Changing Times at the Bahla Potteries

My husband and I visited Oman for a second time and were looking forward to seeing more of the country. Our hosts promised that they would arrange a visit to the local potters during our stay. On our previous visit nobody knew where to find them, but somebody had taken the trouble to find the information in the interim.

The trip was arranged and armed with a newly published guide book we set out, accompanied by a Jordanian nurse who was a charming guide and interpreter. We drove inland for three hours through bright, colourful desert mountain scenery dotted with oases of date palms. The old village houses were built of mud and the land irrigated by the ancient falaj system in which water is brought from the mountains by a series of channels. However, times are changing in Oman. For twenty years oil money has been used wisely and the country has been transformed. We drove on modern roads and everywhere new houses and shops were being built. Modern irrigation has made the desert bloom with trees and shrubs. Large plastic models of animals, pottery jars, palm trees, coffee pots and other cultural features decorated the roadside resembling a giant theme park.

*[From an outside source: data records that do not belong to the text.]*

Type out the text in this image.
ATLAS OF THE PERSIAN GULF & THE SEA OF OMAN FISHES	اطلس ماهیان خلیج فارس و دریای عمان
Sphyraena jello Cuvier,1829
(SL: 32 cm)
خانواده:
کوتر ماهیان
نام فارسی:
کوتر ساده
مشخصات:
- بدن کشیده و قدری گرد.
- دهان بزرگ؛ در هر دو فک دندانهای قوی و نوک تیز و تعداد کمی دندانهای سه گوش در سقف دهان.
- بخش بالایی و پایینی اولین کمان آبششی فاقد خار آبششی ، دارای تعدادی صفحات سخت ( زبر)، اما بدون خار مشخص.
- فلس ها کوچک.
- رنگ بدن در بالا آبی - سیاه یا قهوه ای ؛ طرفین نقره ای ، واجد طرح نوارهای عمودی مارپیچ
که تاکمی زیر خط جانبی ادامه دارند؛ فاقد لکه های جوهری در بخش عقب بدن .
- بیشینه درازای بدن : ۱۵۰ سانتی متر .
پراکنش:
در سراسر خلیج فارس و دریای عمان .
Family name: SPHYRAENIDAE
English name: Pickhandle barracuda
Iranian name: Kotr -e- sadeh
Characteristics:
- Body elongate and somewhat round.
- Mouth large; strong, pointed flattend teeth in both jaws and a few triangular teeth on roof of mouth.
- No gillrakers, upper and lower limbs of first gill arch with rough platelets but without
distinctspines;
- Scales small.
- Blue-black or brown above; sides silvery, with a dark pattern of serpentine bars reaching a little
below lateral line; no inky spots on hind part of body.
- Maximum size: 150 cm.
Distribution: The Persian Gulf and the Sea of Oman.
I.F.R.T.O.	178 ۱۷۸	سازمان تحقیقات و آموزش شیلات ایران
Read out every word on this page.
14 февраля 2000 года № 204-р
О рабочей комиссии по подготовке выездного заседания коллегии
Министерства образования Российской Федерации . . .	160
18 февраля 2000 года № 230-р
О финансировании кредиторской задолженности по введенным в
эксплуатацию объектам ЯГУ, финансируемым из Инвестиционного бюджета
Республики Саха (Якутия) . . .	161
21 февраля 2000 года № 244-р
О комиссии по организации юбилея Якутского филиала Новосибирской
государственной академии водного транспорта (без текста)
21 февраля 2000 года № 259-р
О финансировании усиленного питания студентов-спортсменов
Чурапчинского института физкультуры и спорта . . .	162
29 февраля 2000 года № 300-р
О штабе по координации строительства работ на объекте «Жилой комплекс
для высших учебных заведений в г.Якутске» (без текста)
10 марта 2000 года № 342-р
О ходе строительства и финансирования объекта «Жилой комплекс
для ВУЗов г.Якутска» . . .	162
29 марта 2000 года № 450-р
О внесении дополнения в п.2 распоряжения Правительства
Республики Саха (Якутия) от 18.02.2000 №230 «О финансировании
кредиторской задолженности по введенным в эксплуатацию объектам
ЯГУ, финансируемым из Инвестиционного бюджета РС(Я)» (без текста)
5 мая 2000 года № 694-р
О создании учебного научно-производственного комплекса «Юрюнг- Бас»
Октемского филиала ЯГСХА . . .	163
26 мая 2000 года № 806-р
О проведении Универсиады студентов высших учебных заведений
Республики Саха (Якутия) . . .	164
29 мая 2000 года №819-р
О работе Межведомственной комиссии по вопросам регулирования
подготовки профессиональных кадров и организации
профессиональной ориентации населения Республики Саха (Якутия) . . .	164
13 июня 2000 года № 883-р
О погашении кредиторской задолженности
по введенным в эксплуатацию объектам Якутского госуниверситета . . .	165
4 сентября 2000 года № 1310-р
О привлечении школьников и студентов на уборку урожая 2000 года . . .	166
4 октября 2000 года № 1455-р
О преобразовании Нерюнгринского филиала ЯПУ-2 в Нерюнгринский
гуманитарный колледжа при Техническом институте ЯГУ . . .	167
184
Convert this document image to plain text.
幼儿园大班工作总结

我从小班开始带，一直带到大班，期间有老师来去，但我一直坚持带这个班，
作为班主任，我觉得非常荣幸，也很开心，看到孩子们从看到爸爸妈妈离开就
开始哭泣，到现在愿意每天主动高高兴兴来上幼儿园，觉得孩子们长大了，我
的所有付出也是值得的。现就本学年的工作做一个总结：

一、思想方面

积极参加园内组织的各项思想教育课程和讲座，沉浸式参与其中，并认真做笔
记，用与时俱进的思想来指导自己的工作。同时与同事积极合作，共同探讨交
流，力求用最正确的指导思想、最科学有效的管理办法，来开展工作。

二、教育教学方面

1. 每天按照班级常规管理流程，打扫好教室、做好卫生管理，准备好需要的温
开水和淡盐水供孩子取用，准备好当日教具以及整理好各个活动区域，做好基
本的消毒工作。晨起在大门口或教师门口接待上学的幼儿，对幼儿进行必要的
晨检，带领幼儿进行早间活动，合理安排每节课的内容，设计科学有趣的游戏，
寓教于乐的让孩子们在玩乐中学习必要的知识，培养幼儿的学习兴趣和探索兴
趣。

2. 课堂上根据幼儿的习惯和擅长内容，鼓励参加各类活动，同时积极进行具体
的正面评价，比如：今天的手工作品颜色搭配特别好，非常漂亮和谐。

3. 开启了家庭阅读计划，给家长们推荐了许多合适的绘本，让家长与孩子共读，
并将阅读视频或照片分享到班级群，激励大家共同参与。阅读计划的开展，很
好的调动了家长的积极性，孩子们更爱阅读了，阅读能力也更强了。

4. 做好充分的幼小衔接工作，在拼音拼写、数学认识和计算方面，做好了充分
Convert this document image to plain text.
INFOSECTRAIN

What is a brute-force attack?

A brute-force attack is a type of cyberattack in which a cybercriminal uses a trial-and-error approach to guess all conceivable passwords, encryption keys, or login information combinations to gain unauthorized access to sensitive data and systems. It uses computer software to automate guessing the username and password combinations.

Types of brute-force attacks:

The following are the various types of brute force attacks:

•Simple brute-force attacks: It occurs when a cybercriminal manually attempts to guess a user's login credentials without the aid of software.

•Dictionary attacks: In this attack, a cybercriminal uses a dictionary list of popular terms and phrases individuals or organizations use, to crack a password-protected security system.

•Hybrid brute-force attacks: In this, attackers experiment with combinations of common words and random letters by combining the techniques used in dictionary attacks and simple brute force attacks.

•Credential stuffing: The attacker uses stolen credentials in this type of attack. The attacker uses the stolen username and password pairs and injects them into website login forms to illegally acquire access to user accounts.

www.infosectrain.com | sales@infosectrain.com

We passed through the old capital of Nizwa where the fort had been restored and a few miles further on turned into the narrow streets of Bahla where the guide book said that pots are made on a slow kick wheel, unchanged since Sumarian times. I was very excited when we spotted several large kilns built of mud bricks with piles of fired pots inside and around them. The pots ranged from small water carriers to huge date storage jars for which Bahla is famous. Nearby were piles of dry clay and pits holding wet clay, but curiously this seemed to be the only pottery. I spotted a cement mixer and then a small shed with a large engine. On peering through the workshop doors I saw a pugmill, electric wheels and horror of horrors a large metallic blue electric kiln. What was going on here? Had I come too late? This was not what the glossy new guide book had said. The industrial revolution had come to Bahla which was good for the potters, but a disappointment to me. However all was not lost as the pots were being made in the same style, they were still using the mud brick kilns for firing all the water pots and the old kick wheels and woven mats for kneading were still intact. Our guide explained my interest to the potter who kindly took us through all the processes, explaining both the old and new ways.

Two types of local white earthenware clay were used with various amounts of sand according to the size of pots to be made. Previously, they broke up the clay manually and put it into a pit with water. It was trodden by foot until mixed and the resulting slurry piped to a lower settling pit and left for about three days until plastic. Now the clay is broken up in a cement mixer and taken to the little shed where it was put in a deep pit with water and mixed with paddles on a drive shaft into a slurry which then ran into the settling tanks. When ready the clay was cut into blocks and taken into the workshop. On the floor was a large circular woven mat about five feet in diameter raised higher in the centre. Here the clay used to be laid out and kneaded round and round by foot, but now a pugmill is used and the mat only used for final kneading and forming the clay into balls. I watched water jugs being made at great speed on two electric wheels while the old kick wheels stood gathering dust at the side of the room. One man was making double walled water jugs to keep the water cool. Unfortuately they were not making the large date jars that week.

I was shown the new electric kiln which was being used for experimental glazed ware. They were using some poisonous looking glazes from Spain that were expensive, not very good and probably full of lead. Outside were the dome shaped kilns made of mud bricks and about eight foot high. In the floor were holes to allow the heat to rise from the fire box beneath which was stoked from a sloping hole at the side of the kiln. There was a chimney in the roof and the arched front entrance was bricked up during firing. The fuel used was brushwood from dead palm trees and the pots were fired to a low temperature so that they were still porous.

It was a privilege to see yet another method of making and firing pots before these ancient skills disappear.